Bořek Šípek founded it in 1991, together with the master glassmaker Petr Novotný and the specialist in technology Libor Fafala, so that he could create elaborately decorated glass vases, cups, bowls and chandeliers that would be exciting to look at and interesting to touch. He wanted to make them using the hands and experience of the best glassmakers, right in the glassworks, without any preparatory sketches. In the Ajeto glassworks, useful glass objects were brought into existence that were intended to be enjoyed by their owners.
“I wanted my things to be functional, not to be boring, not to lose their attraction easily, and I wanted the user to slowly and gradually find unobvious qualities, little peculiarities and pleasant surprises in them.” Ivan Kubela, the artist’s chief glassmaker, recalls how unorthodox Šípek’s management was. “He was a man of extremes, either it would fall or it wouldn’t fall, it would break… When something did fall and break, we took it, put it back together and it was perfect.”
Today, in the attic of the Ajeto glassworks in the North Bohemian village of Lindava, there is an archive of glass objects that were created there during the period of more than 25 years under Šípek’s direction. On display are Šípek’s original glass pieces, designs for Driade or Rosenthal, as well as the Czech theatre award of Thalia. The glassworks is currently managed by Lasvit, for which Šípek designed the Galaxy Lumina series of chandeliers, combining his interest in history with his passion for blown glass, and the Prato di Fiori lighting fixture inspired by a flowering mountain meadow.
“Design is not a path to a goal, but an art of moving the goal forward.”
The Ajeto glassworks also produced a small collection of vases designed by Václav Havel. Havel, originally a playwright, ingeniously used the Czech meaning of Šípek’s surname (šípek = dog rose) to express how he perceived the personality of Bořek Šípek. His drawing, entitled The Elusive Vase, depicted the twig of prickly wild rose studded with thorns.
Created on the basis of the drawing, the vase made of Czech lead crystal glass has a similar shape – large thorns cover the entire surface of the vessel in the shape of a cylinder. In recapitulating many aspects of Šípek’s work and life, it becomes clear how fitting the adjective “elusive” that Václav Havel used was. Nonetheless, what is also evident is that Bořek Šípek’s oeuvre actually defies all adjectives.

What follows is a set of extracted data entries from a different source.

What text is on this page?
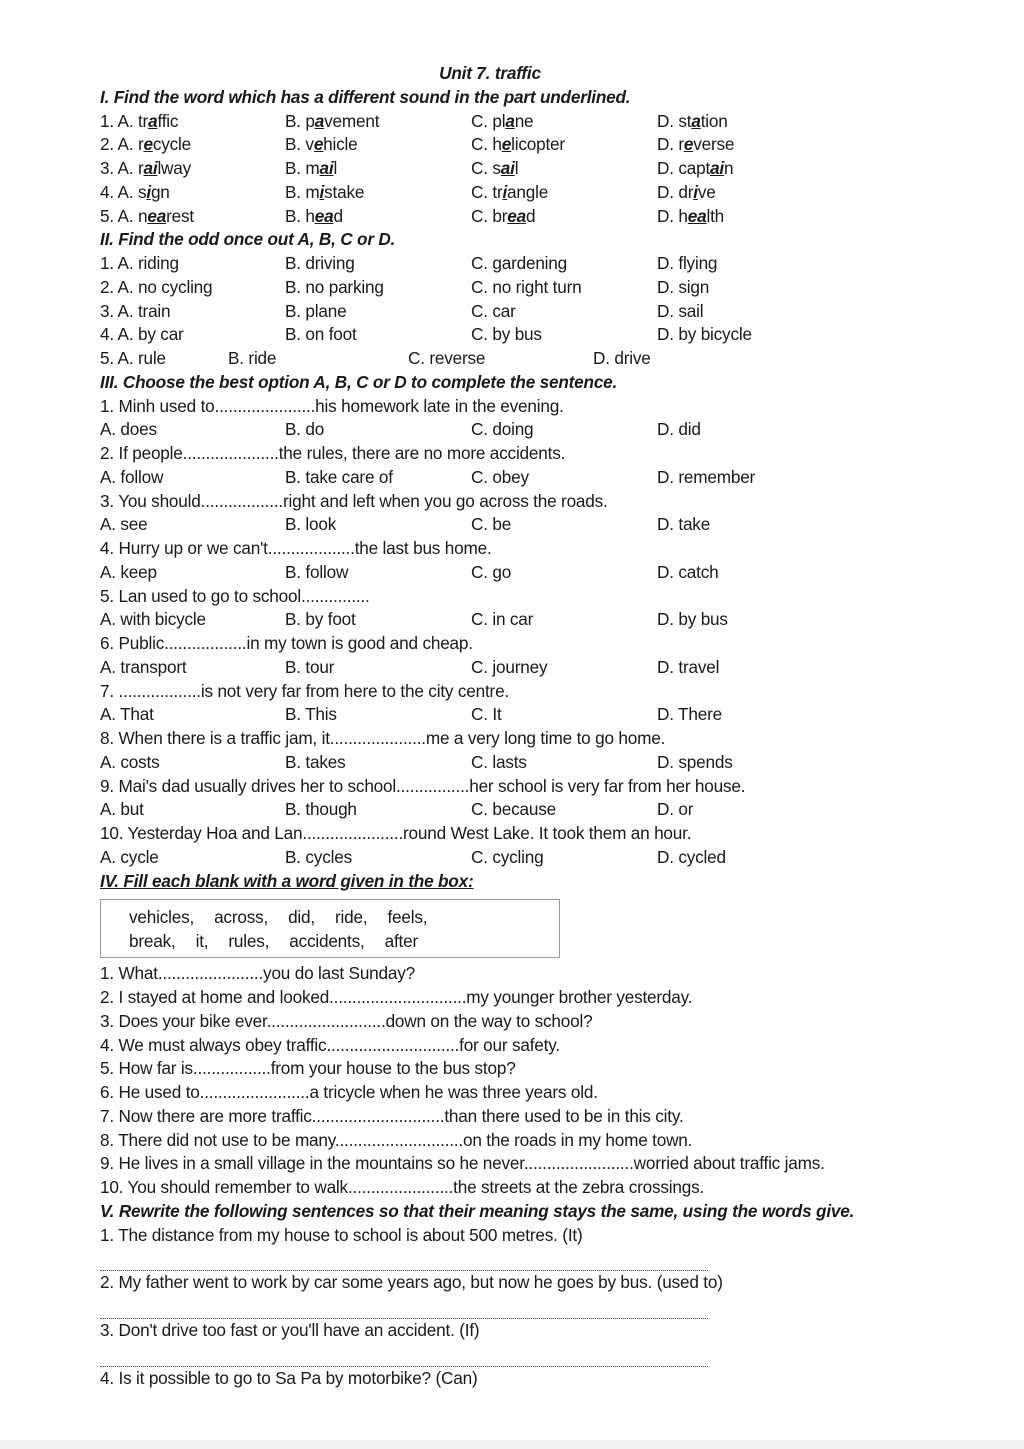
Unit 7. traffic
I. Find the word which has a different sound in the part underlined.
1. A. traffic	B. pavement	C. plane	D. station
2. A. recycle	B. vehicle	C. helicopter	D. reverse
3. A. railway	B. mail	C. sail	D. captain
4. A. sign	B. mistake	C. triangle	D. drive
5. A. nearest	B. head	C. bread	D. health
II. Find the odd once out A, B, C or D.
1. A. riding	B. driving	C. gardening	D. flying
2. A. no cycling	B. no parking	C. no right turn	D. sign
3. A. train	B. plane	C. car	D. sail
4. A. by car	B. on foot	C. by bus	D. by bicycle
5. A. rule	B. ride	C. reverse	D. drive
III. Choose the best option A, B, C or D to complete the sentence.
1. Minh used to......................his homework late in the evening.
A. does	B. do	C. doing	D. did
2. If people.....................the rules, there are no more accidents.
A. follow	B. take care of	C. obey	D. remember
3. You should..................right and left when you go across the roads.
A. see	B. look	C. be	D. take
4. Hurry up or we can't...................the last bus home.
A. keep	B. follow	C. go	D. catch
5. Lan used to go to school...............
A. with bicycle	B. by foot	C. in car	D. by bus
6. Public..................in my town is good and cheap.
A. transport	B. tour	C. journey	D. travel
7. ..................is not very far from here to the city centre.
A. That	B. This	C. It	D. There
8. When there is a traffic jam, it.....................me a very long time to go home.
A. costs	B. takes	C. lasts	D. spends
9. Mai's dad usually drives her to school................her school is very far from her house.
A. but	B. though	C. because	D. or
10. Yesterday Hoa and Lan......................round West Lake. It took them an hour.
A. cycle	B. cycles	C. cycling	D. cycled
IV. Fill each blank with a word given in the box:
vehicles, across, did, ride, feels,
break, it, rules, accidents, after
1. What.......................you do last Sunday?
2. I stayed at home and looked..............................my younger brother yesterday.
3. Does your bike ever..........................down on the way to school?
4. We must always obey traffic.............................for our safety.
5. How far is.................from your house to the bus stop?
6. He used to........................a tricycle when he was three years old.
7. Now there are more traffic.............................than there used to be in this city.
8. There did not use to be many............................on the roads in my home town.
9. He lives in a small village in the mountains so he never........................worried about traffic jams.
10. You should remember to walk.......................the streets at the zebra crossings.
V. Rewrite the following sentences so that their meaning stays the same, using the words give.
1. The distance from my house to school is about 500 metres. (It)
2. My father went to work by car some years ago, but now he goes by bus. (used to)
3. Don't drive too fast or you'll have an accident. (If)
4. Is it possible to go to Sa Pa by motorbike? (Can)
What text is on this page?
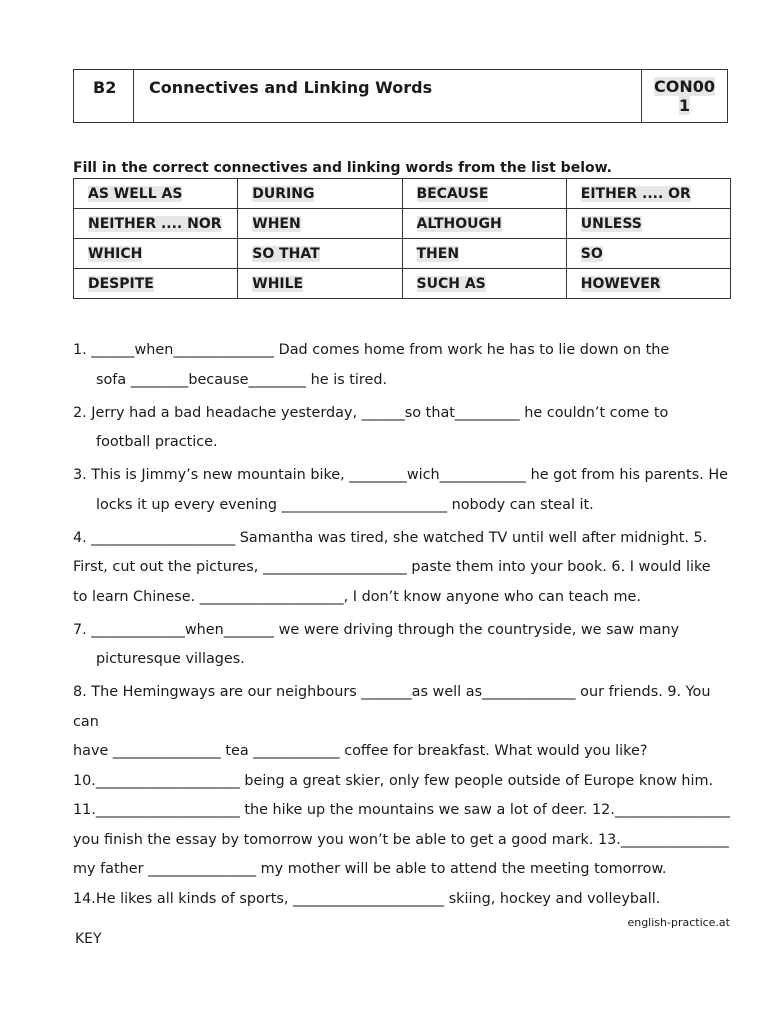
B2	Connectives and Linking Words	CON00
1
Fill in the correct connectives and linking words from the list below.
AS WELL AS	DURING	BECAUSE	EITHER .... OR
NEITHER .... NOR	WHEN	ALTHOUGH	UNLESS
WHICH	SO THAT	THEN	SO
DESPITE	WHILE	SUCH AS	HOWEVER
1. ______when______________ Dad comes home from work he has to lie down on the
sofa ________because________ he is tired.
2. Jerry had a bad headache yesterday, ______so that_________ he couldn’t come to
football practice.
3. This is Jimmy’s new mountain bike, ________wich____________ he got from his parents. He
locks it up every evening _______________________ nobody can steal it.
4. ____________________ Samantha was tired, she watched TV until well after midnight. 5.
First, cut out the pictures, ____________________ paste them into your book. 6. I would like
to learn Chinese. ____________________, I don’t know anyone who can teach me.
7. _____________when_______ we were driving through the countryside, we saw many
picturesque villages.
8. The Hemingways are our neighbours _______as well as_____________ our friends. 9. You can
have _______________ tea ____________ coffee for breakfast. What would you like?
10.____________________ being a great skier, only few people outside of Europe know him.
11.____________________ the hike up the mountains we saw a lot of deer. 12.________________
you finish the essay by tomorrow you won’t be able to get a good mark. 13._______________
my father _______________ my mother will be able to attend the meeting tomorrow.
14.He likes all kinds of sports, _____________________ skiing, hockey and volleyball.
english-practice.at
KEY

Czech architect and designer Bořek Šípek (1949–2016) is world-renowned artists. He collaborated with well-known companies such as Alessi, Driade, Lasvit, Leitner, Rosenthal, Scarabas, Sèvres, Steltman, Vitra, etc. and received many international awards. Between 1990 and 2003 he served as chief architect of Prague Castle and in 1991, he co-founded the Ajeto glassworks. Bořek Šípek’s works of art are part of the collections of prestigious museums around the world and belong among the favorite collector’s objects.